In der Therapie während der COVID-19-Pandemie erscheint es besonders wichtig, die emotionale Reaktion des Patienten zu validieren und vor allem zu entpathologisieren. Hiermit einher sollte das Werben um Problemakzeptanz gehen. Die Migräne beispielsweise ist eine Erkrankung, bei der mit einer Verstärkung der Symptomatik bei Stress zu rechnen ist, wobei nicht jedem Stress aus dem Weg gegangen werden kann. Dieses Problem, genauso wie das Problem COVID-19, kann nicht aufgelöst werden. Die Akzeptanz dieser Tatsachen sowie der Fokus auf aktive eigene Umgangsmöglichkeiten, wie die Nutzung von Entspannungsverfahren, und auf die Stärkung der Selbstwirksamkeit stellen daher sinnvolle und entlastende Ziele dar und können sogar eine Trainingsmöglichkeit sein für den Umgang mit etwaigen späteren psychosozialen Belastungen. Das Herausarbeiten früherer überstandener Krisen und positiver Veränderungen der Kopfschmerzhäufigkeit kann zu einer neuen Perspektive und Hoffnung beitragen und so entlasten.

Fazit für die Praxis

  • Die COVID-19-Pandemie mit den behördlich angeordneten Maßnahmen wirkt sich auf Patienten mit Kopfschmerz individuell sehr unterschiedlich aus.

  • Psychologische Behandlungen können weiterhin angewendet werden, wobei digitale oder telefonische Möglichkeiten der Behandlung eingesetzt werden sollten, wenn direkte Face-to-face-Behandlungen nicht möglich sind.

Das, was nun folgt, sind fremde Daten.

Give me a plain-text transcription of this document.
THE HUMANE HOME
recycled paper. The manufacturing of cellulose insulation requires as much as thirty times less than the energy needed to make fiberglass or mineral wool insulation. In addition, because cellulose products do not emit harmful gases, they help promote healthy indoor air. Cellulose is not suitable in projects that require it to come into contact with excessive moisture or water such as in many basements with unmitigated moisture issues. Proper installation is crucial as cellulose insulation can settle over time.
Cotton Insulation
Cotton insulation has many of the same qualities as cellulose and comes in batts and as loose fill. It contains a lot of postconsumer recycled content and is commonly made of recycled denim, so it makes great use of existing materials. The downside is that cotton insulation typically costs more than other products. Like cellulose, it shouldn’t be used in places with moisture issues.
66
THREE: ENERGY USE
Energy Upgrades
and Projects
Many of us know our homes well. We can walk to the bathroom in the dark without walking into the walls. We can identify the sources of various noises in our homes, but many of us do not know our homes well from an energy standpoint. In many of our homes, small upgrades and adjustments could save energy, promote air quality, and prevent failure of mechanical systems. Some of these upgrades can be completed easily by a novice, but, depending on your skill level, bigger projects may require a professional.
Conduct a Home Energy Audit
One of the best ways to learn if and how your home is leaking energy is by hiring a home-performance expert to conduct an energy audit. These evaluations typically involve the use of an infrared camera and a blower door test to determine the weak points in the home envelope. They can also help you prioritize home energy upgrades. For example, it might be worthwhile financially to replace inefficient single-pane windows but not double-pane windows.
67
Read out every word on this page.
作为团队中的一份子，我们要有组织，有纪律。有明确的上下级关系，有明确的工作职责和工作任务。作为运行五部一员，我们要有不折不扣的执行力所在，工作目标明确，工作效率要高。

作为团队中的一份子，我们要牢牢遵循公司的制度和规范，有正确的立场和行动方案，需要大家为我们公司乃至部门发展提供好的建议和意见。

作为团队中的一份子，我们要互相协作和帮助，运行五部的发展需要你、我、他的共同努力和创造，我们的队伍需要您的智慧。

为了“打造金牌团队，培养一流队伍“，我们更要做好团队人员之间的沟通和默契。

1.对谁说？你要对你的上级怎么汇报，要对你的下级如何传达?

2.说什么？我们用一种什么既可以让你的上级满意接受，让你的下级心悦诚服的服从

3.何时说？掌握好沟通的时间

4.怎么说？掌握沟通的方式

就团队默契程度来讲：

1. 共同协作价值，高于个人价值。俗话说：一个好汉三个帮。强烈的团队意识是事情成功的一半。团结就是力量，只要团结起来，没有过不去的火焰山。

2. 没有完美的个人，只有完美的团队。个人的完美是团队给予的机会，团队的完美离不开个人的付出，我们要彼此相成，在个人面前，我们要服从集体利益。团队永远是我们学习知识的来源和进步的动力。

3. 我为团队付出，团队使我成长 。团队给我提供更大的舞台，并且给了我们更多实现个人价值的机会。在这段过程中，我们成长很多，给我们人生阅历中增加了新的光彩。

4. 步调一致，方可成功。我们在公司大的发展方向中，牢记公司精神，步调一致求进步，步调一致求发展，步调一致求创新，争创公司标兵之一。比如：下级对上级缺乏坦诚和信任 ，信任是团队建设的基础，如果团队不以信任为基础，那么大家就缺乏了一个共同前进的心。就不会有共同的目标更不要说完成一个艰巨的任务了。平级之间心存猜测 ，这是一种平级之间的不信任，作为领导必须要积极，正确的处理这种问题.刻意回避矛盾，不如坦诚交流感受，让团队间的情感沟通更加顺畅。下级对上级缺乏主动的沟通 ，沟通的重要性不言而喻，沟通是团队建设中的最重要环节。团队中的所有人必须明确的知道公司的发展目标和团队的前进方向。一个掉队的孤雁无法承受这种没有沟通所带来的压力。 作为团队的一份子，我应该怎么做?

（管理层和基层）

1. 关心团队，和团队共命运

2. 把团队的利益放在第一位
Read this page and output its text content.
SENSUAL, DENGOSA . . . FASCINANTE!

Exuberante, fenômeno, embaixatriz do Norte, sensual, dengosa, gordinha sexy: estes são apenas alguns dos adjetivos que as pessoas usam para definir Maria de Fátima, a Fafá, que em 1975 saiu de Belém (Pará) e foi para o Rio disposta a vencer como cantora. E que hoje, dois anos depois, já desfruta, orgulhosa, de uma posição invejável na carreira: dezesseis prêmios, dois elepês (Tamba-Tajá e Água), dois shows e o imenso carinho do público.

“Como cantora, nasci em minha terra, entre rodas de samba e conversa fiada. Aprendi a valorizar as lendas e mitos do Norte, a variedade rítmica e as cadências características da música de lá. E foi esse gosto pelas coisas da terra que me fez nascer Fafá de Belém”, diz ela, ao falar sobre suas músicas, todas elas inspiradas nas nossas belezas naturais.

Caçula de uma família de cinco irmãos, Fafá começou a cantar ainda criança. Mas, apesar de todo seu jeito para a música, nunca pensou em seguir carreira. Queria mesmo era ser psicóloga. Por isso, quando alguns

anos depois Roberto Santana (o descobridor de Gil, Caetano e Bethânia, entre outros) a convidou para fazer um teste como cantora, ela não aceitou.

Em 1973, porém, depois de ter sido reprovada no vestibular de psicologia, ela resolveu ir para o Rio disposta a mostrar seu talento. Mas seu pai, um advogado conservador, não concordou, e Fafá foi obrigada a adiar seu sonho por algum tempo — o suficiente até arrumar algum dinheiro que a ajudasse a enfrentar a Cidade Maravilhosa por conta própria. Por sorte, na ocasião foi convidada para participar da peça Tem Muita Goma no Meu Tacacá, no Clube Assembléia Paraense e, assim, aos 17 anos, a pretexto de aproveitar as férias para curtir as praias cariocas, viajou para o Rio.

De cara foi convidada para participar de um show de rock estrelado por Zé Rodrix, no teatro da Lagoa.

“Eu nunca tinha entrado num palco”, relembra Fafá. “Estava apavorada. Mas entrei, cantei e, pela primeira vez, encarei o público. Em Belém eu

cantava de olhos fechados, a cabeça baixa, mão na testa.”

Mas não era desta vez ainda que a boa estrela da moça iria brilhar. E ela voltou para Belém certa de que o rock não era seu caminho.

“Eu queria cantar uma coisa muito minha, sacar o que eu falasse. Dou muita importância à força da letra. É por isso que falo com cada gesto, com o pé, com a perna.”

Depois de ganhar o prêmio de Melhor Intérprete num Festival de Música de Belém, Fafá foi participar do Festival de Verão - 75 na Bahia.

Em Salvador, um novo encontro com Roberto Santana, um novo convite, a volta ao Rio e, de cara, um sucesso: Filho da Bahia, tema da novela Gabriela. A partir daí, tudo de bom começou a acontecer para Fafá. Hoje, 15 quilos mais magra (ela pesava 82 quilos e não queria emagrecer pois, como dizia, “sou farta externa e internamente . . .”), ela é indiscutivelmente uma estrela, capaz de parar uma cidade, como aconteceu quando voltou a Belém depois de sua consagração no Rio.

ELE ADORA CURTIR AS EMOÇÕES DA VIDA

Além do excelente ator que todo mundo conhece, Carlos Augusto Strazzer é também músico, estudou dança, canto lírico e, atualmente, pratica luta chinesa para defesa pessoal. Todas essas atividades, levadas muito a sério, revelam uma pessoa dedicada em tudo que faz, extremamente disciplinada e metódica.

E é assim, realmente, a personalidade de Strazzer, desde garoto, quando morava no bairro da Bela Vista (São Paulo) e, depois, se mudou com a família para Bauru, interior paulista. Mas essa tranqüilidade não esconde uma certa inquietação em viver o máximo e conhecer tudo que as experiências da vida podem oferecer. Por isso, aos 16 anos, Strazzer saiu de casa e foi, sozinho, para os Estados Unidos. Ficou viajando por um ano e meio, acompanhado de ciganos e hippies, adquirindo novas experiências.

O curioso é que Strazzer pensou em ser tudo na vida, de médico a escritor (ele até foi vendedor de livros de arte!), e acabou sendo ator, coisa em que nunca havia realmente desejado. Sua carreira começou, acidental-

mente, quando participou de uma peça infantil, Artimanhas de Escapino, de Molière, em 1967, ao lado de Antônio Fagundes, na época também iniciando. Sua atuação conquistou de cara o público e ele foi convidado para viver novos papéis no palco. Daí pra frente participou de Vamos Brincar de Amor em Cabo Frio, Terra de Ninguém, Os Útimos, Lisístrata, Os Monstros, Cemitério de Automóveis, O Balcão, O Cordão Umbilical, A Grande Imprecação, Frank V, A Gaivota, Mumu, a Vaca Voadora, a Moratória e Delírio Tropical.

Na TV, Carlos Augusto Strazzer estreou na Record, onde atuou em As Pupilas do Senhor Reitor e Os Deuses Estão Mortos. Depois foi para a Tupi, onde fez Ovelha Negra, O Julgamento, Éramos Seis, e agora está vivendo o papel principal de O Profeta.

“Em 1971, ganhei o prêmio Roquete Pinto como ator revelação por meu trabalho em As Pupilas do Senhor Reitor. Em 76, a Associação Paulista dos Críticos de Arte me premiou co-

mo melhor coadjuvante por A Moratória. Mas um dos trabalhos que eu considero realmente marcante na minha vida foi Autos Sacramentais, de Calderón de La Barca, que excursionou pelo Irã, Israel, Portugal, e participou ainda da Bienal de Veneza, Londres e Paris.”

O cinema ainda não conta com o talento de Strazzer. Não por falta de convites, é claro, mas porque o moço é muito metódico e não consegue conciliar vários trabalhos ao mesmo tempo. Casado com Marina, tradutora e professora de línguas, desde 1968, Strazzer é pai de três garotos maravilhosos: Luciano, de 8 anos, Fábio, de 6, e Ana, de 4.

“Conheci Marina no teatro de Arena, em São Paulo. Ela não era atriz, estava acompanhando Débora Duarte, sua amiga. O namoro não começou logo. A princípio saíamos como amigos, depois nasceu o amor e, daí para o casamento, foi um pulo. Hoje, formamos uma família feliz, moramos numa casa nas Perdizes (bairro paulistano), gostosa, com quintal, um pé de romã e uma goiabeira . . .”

  • In der Behandlung müssen die durch die COVID-19-Pandemie bedingten Auswirkungen herausgearbeitet und berücksichtigt werden. Auch aus positiven Auswirkungen können für Therapie und Krankheitsbewältigung wertvolle Erkenntnisse und Impulse gewonnen werden.

  • Einschränkungen ergeben sich bei der Anwendung von Biofeedback, da die Anwendung ohne Behandler zum Teil nicht gewährleistet ist und die technischen Angebote für die Heimnutzung durch Patienten über portable Geräte ausgebaut werden sollten.

  • In Bezug auf die Stressbewältigung ergibt sich insbesondere beim Pausenmanagement von Patienten mit Migräne weiterer Forschungsbedarf.